The bright red poinsettia is one of these visitors, and it’s a strange one to have received this honor. In the United States, the poinsettia is so closely associated with Christmas and wintertime that its own natural habitat seems to us like a mismatch. Poinsettias come from Mexico and need to be treated like the tropical plants they are. They prefer a hot, wet environment, so they should be kept away from drafty windows and misted regularly. It’s a lot of trouble to make the bracts turn red like that, and that task is usually left to the experts. But anyone who’s got patience and a willingness to fail can have a crack at getting this year’s plants to redden again next Christmas.
It’s a complicated process: After the season’s over, the leaves will fall. When that happens, cut the stems down to just a few inches high and keep the plant pretty dry and out of the sun. In early May, freshen up the compost and put the plant in a new pot. After repotting, water thoroughly and regularly whenever the soil starts to feel dry. When new shoots appear, choose the four or five strongest and remove the rest so they don’t have to compete for space. Now the poinsettias will grow, but they’ll only turn red again if you carefully manipulate the light. The last week of September is game time. The plant must be kept in complete darkness for 14 hours each day. To make that happen, you have to cover the poinsettia with a dark plastic bag from early evening til morning every day for eight weeks. Then treat it like normal again. If all goes well, your poinsettias will be red again in time for Christmas.
Since the early 1900s, one family has dominated the poinsettia industry by mastering the plant’s complicated cultivation. The Ecke family developed a way to grow a bushier, more attractive plant and kept their technique top secret for for decades. In the 1980s, a graduate student named John Dole cracked the code and published his findings. They finally had some competition after that, but to this day they rule the poinsettia industry. The Eckes are also responsible for the popularization of the poinsettia as a Christmas plant in the United States. They began referring to it as “the Christmas flower” and went to great lengths to send them to popular magazines and television shows to be featured during the holidays. Paul Ecke Jr. was so determined to have the plants featured in women’s magazines that when they told him that their holiday photoshoots took place months ahead of time, Ecke Jr. specially cultivated a new group of poinsettias that would bloom out-of-season in summertime.

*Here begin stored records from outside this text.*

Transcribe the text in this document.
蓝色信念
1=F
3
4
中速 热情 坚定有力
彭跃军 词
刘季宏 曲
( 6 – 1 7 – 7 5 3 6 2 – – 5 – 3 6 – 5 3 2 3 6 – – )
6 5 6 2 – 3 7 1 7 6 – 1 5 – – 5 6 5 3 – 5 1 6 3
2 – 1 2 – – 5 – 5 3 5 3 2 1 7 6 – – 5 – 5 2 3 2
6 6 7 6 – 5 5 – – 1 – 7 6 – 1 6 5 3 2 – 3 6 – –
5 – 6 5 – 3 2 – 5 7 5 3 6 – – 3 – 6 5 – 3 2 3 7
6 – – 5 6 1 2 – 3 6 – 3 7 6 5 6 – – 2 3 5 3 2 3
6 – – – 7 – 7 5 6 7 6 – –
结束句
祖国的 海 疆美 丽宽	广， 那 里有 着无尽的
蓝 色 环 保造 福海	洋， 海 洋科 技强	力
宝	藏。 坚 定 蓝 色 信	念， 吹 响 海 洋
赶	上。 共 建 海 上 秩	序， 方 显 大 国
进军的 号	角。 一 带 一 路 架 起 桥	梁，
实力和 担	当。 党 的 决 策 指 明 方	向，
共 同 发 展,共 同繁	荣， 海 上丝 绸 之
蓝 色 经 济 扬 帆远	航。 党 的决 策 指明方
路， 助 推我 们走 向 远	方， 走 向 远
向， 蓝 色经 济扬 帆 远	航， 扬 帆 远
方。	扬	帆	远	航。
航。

If you’re one of the people that brings these living decorations into your home each year, you don’t have to be bothered by the absurdly early Christmas displays pushing into your peripherals from the moment Halloween is over. The live poinsettias will only blush red for this brief season, so when they start to pop up in the grocery store, and the fir trees are riding around town on the roofs of the family cars, those who take them in know that Christmastime has truly arrived.